Some among the loud, vocal minority believe any event with the word “white” in the title is too soon after the Orlando massacre, where 49 gay men and women, most of them Latino, were slaughtered in an unparalleled gun attack on America and the LGBT collective. To some, Paparazzi ownership didn’t gauge the temperature of the LGBT community correctly. To others, their reading is accurate. But how soon is too soon? Who gets to decide if one month of grieving is too much or too little? Who gets to decide when we stop the vigils? What makes your timetable right and theirs wrong?

The one thing I know is this: You can call Bassett and Bex many things, but you cannot label them racist or non-inclusive.

Full disclosure: I performed numerous functions for Bassett, Bex and CEO Helina Kinnersley from June 2008 until about two months ago. Do the math. That’s eight years. So I’ve had an insider’s view. I’ve seen the good and I’ve seen and felt the soft underbelly of their operation. Never was there a hint—not even the slightest—of racism, racial insensitivity or exclusion. More to the point, they have hired people of color, transgender individuals, gay men, gay women, bisexuals, queer, questioning and, yes, straight. They have hired Catholics and Protestants and Buddhists and Jews. They have hired short ones, tall ones, round ones and skinny ones. They have hired saints and sinners. People of all stripes are welcomed to work for and with them, and attend their club.

We won’t even talk about the small fortune they’ve spent on upgrades to the nightclub, nor the small fortune they’ve lost.

The point is, I have a dog in this fight and I’m fully onside with Bassett, Bex and Kinnersley.

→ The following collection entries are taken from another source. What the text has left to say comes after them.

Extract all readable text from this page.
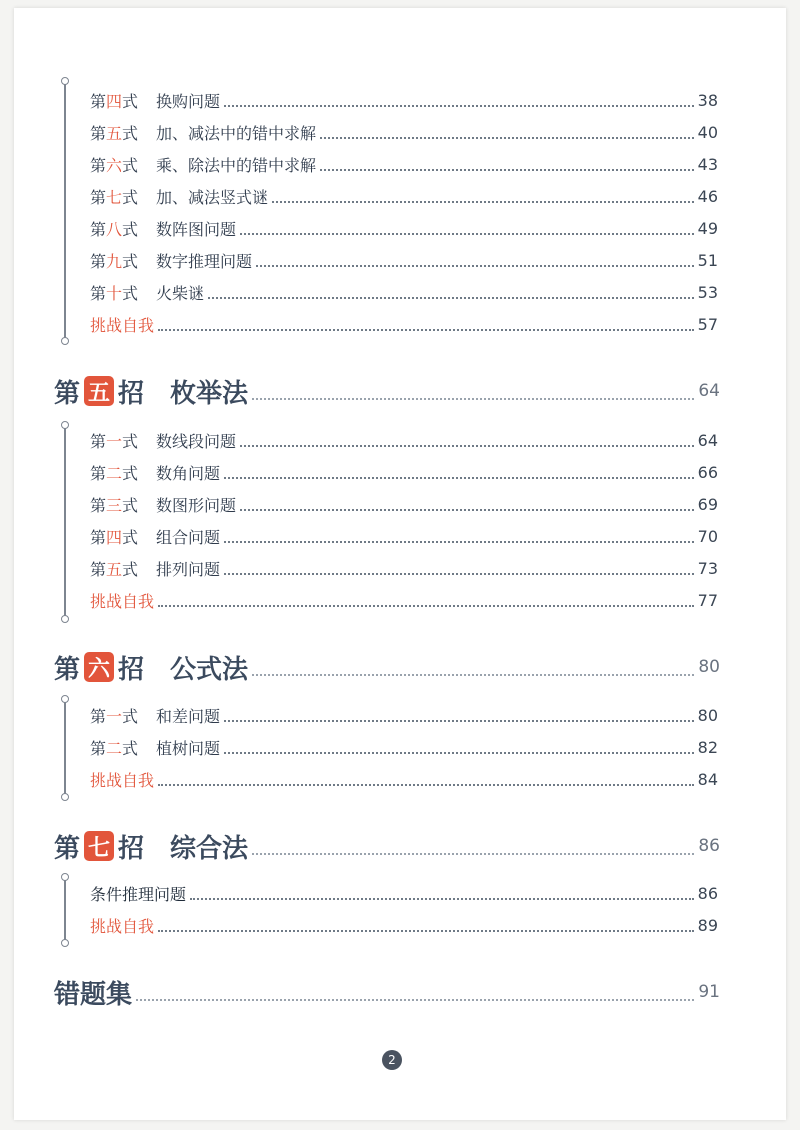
第 四 式 换购问题	38
第 五 式 加、减法中的错中求解	40
第 六 式 乘、除法中的错中求解	43
第 七 式 加、减法竖式谜	46
第 八 式 数阵图问题	49
第 九 式 数字推理问题	51
第 十 式 火柴谜	53
挑战自我	57
第 五 招 枚举法	64
第 一 式 数线段问题	64
第 二 式 数角问题	66
第 三 式 数图形问题	69
第 四 式 组合问题	70
第 五 式 排列问题	73
挑战自我	77
第 六 招 公式法	80
第 一 式 和差问题	80
第 二 式 植树问题	82
挑战自我	84
第 七 招 综合法	86
条件推理问题	86
挑战自我	89
错题集	91
2
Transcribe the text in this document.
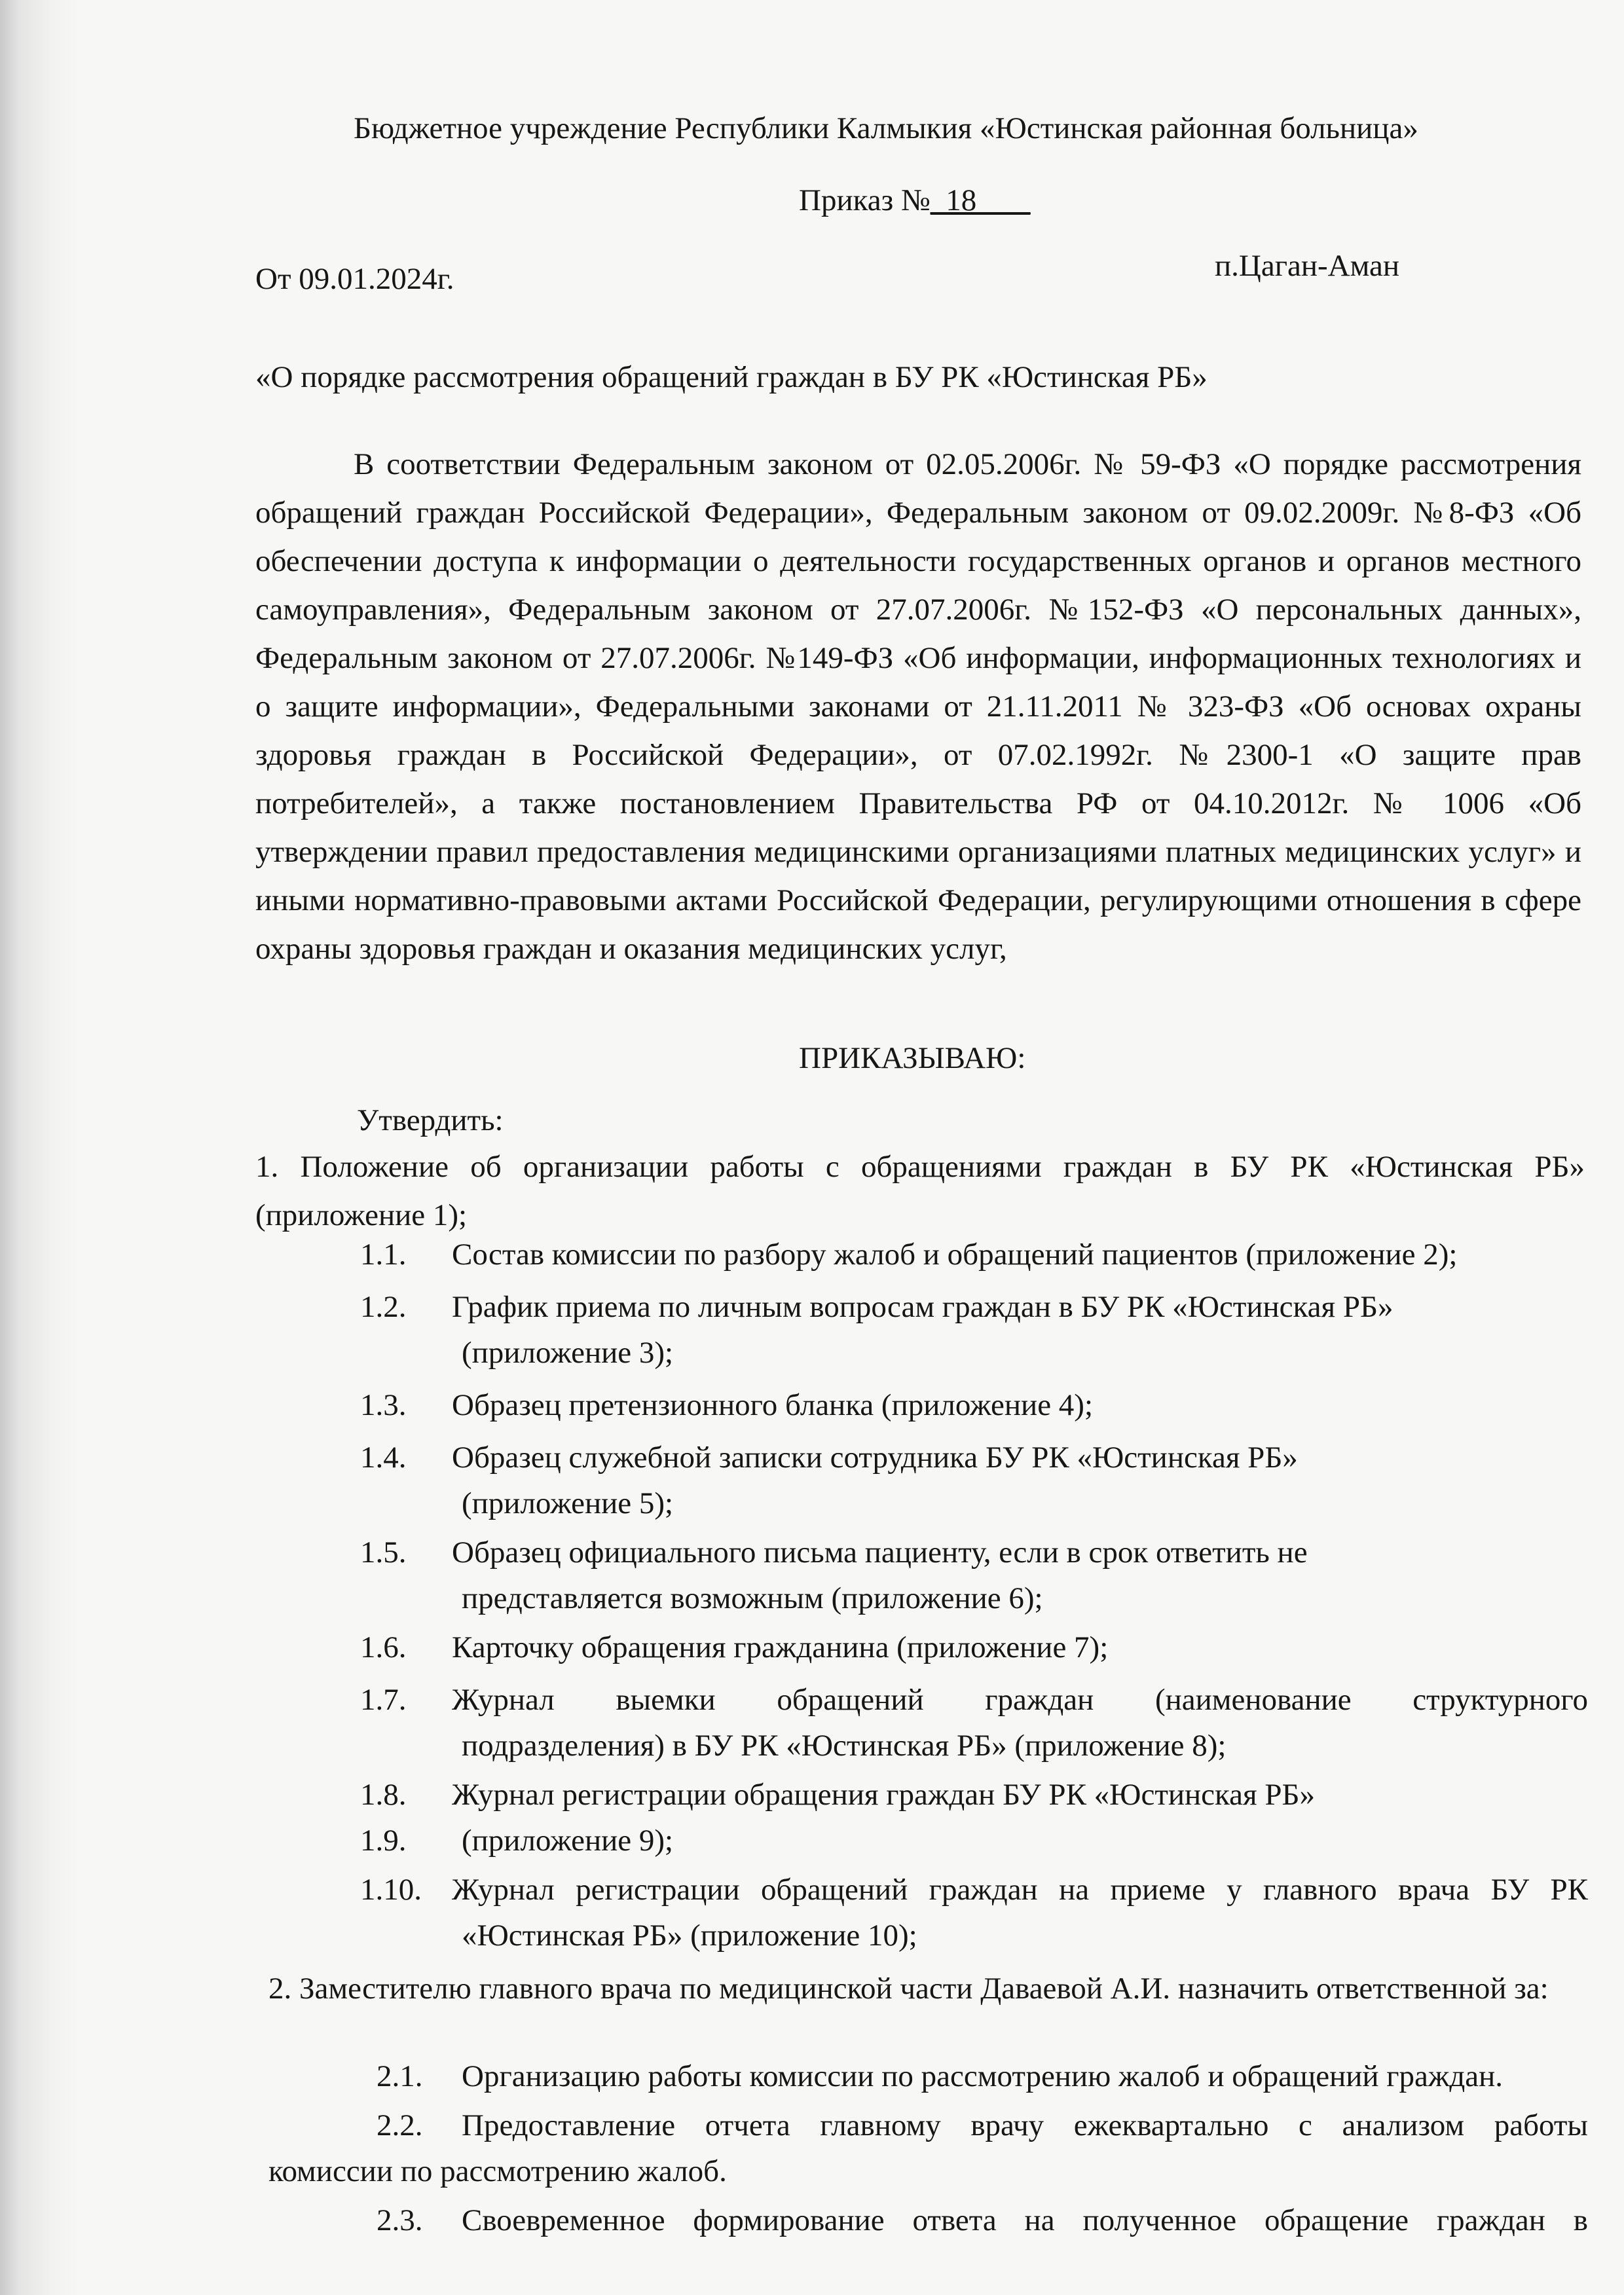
Бюджетное учреждение Республики Калмыкия «Юстинская районная больница»
Приказ №_18_ __
От 09.01.2024г.	п.Цаган-Аман
«О порядке рассмотрения обращений граждан в БУ РК «Юстинская РБ»
В соответствии Федеральным законом от 02.05.2006г. № 59-ФЗ «О порядке рассмотрения обращений граждан Российской Федерации», Федеральным законом от 09.02.2009г. №8-ФЗ «Об обеспечении доступа к информации о деятельности государственных органов и органов местного самоуправления», Федеральным законом от 27.07.2006г. №152-ФЗ «О персональных данных», Федеральным законом от 27.07.2006г. №149-ФЗ «Об информации, информационных технологиях и о защите информации», Федеральными законами от 21.11.2011 № 323-ФЗ «Об основах охраны здоровья граждан в Российской Федерации», от 07.02.1992г. №2300-1 «О защите прав потребителей», а также постановлением Правительства РФ от 04.10.2012г. № 1006 «Об утверждении правил предоставления медицинскими организациями платных медицинских услуг» и иными нормативно-правовыми актами Российской Федерации, регулирующими отношения в сфере охраны здоровья граждан и оказания медицинских услуг,
ПРИКАЗЫВАЮ:
Утвердить:
1. Положение об организации работы с обращениями граждан в БУ РК «Юстинская РБ» (приложение 1);
1.1. Состав комиссии по разбору жалоб и обращений пациентов (приложение 2);
1.2. График приема по личным вопросам граждан в БУ РК «Юстинская РБ»
(приложение 3);
1.3. Образец претензионного бланка (приложение 4);
1.4. Образец служебной записки сотрудника БУ РК «Юстинская РБ»
(приложение 5);
1.5. Образец официального письма пациенту, если в срок ответить не
представляется возможным (приложение 6);
1.6. Карточку обращения гражданина (приложение 7);
1.7. Журнал выемки обращений граждан (наименование структурного
подразделения) в БУ РК «Юстинская РБ» (приложение 8);
1.8. Журнал регистрации обращения граждан БУ РК «Юстинская РБ»
1.9. (приложение 9);
1.10. Журнал регистрации обращений граждан на приеме у главного врача БУ РК
«Юстинская РБ» (приложение 10);
2. Заместителю главного врача по медицинской части Даваевой А.И. назначить ответственной за:
2.1. Организацию работы комиссии по рассмотрению жалоб и обращений граждан.
2.2. Предоставление отчета главному врачу ежеквартально с анализом работы
комиссии по рассмотрению жалоб.
2.3. Своевременное формирование ответа на полученное обращение граждан в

Saying that, I do not discount the voice or perceptions of others. Perception is reality. If a person of color believes a clothing-themed event called White Party is racist, then that’s what it is. To that person only. Nothing I can say will sway her or his mindset. I’d have more favorable results if I were to try and convince a Christian that God does not exist.

But I’m not here to convince anyone of anything. I’m here to say I find the attack on Bassett, Bex and Kinnersley distasteful and excessive in the extreme. Also out of line. Surely the naysaying natterbugs can deliver an argument free of the Trumpisms that have been prevalent in the White Party discussion. If not, you might not have a gay club to talk about anymore.

Bottom line: White Party was about clothing, not skin color.